Not that the Delhi government and the dam execution agency, the Himachal Pradesh Power Corporation Ltd (HPPCL), are having it easy to get the project going.
With nearly 40 per cent of the land needed for it coming under forest category, including a wildlife sanctuary spread over 49 hectares, the Ministry of Environment and Forests is withholding forest clearance even though it had accorded environment clearance in October last year.
The HPPCL made yet another presentation recently to the Ministry seeking clearance for over 900 hectares of forest land for the project. “We have presented our case to the ministry. We have been asked to curtail the area for forest diversion to 775 hectares,” says K K Goyal, General Manager of the HPPCL who is guiding the project sitting at his makeshift office inside a private hotel at Dadahu, about three km from the proposed dam site. The ministry has also asked the Himachal government to prepare a viable plan for relocating the Renuka Wildlife Sanctuary and for getting counted the number of trees to be cut in the forest area for the dam project.

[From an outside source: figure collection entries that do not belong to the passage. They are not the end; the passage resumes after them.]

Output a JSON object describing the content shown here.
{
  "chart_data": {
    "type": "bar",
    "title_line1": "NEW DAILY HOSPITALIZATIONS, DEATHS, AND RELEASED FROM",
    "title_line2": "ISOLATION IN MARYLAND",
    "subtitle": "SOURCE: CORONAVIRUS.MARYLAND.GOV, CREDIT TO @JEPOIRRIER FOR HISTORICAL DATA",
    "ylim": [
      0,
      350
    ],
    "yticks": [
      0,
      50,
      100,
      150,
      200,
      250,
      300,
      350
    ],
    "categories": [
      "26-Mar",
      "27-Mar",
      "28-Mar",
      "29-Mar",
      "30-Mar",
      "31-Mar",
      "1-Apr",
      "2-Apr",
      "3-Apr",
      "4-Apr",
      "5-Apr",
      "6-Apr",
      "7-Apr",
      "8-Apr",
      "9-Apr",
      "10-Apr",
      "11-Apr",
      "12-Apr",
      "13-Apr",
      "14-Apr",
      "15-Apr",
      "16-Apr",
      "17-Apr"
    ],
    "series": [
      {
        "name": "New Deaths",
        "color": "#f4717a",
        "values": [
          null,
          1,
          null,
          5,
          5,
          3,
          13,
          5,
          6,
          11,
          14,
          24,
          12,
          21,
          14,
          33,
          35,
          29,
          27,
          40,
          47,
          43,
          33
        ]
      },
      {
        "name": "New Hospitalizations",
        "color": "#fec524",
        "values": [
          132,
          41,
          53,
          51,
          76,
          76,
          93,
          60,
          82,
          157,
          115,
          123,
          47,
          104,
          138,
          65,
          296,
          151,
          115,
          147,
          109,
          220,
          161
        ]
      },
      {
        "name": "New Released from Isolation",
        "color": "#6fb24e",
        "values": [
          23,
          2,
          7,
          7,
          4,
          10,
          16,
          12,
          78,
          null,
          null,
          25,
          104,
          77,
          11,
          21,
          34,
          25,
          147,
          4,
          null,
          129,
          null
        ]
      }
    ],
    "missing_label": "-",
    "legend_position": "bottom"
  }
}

Goyal is confident that the project would be set in motion by the end of this year. “We hope to start construction work for one of the three diversion tunnels by December this year,” he says confidently. Delhi Chief Secretary Rakesh Mehta, who visited Renuka recently, was also confident that all hurdles will be cleared by the year end for the dam project to get off the ground.
The Himachal Government has prepared a relief and rehabilitation package for the dam oustees. Goyal claims it was first time in the country that people had been offered the rehabilitation package even before the work on dam project has begun. A chunk of 345 bighas of land has been purchased within Sirmour district to relocate the families of dam oustees.
With the governments’ intent on pursuing the project, the local communities are hoping for a divine intervention from their deity, Goddess Renukaji, to prevent their displacement.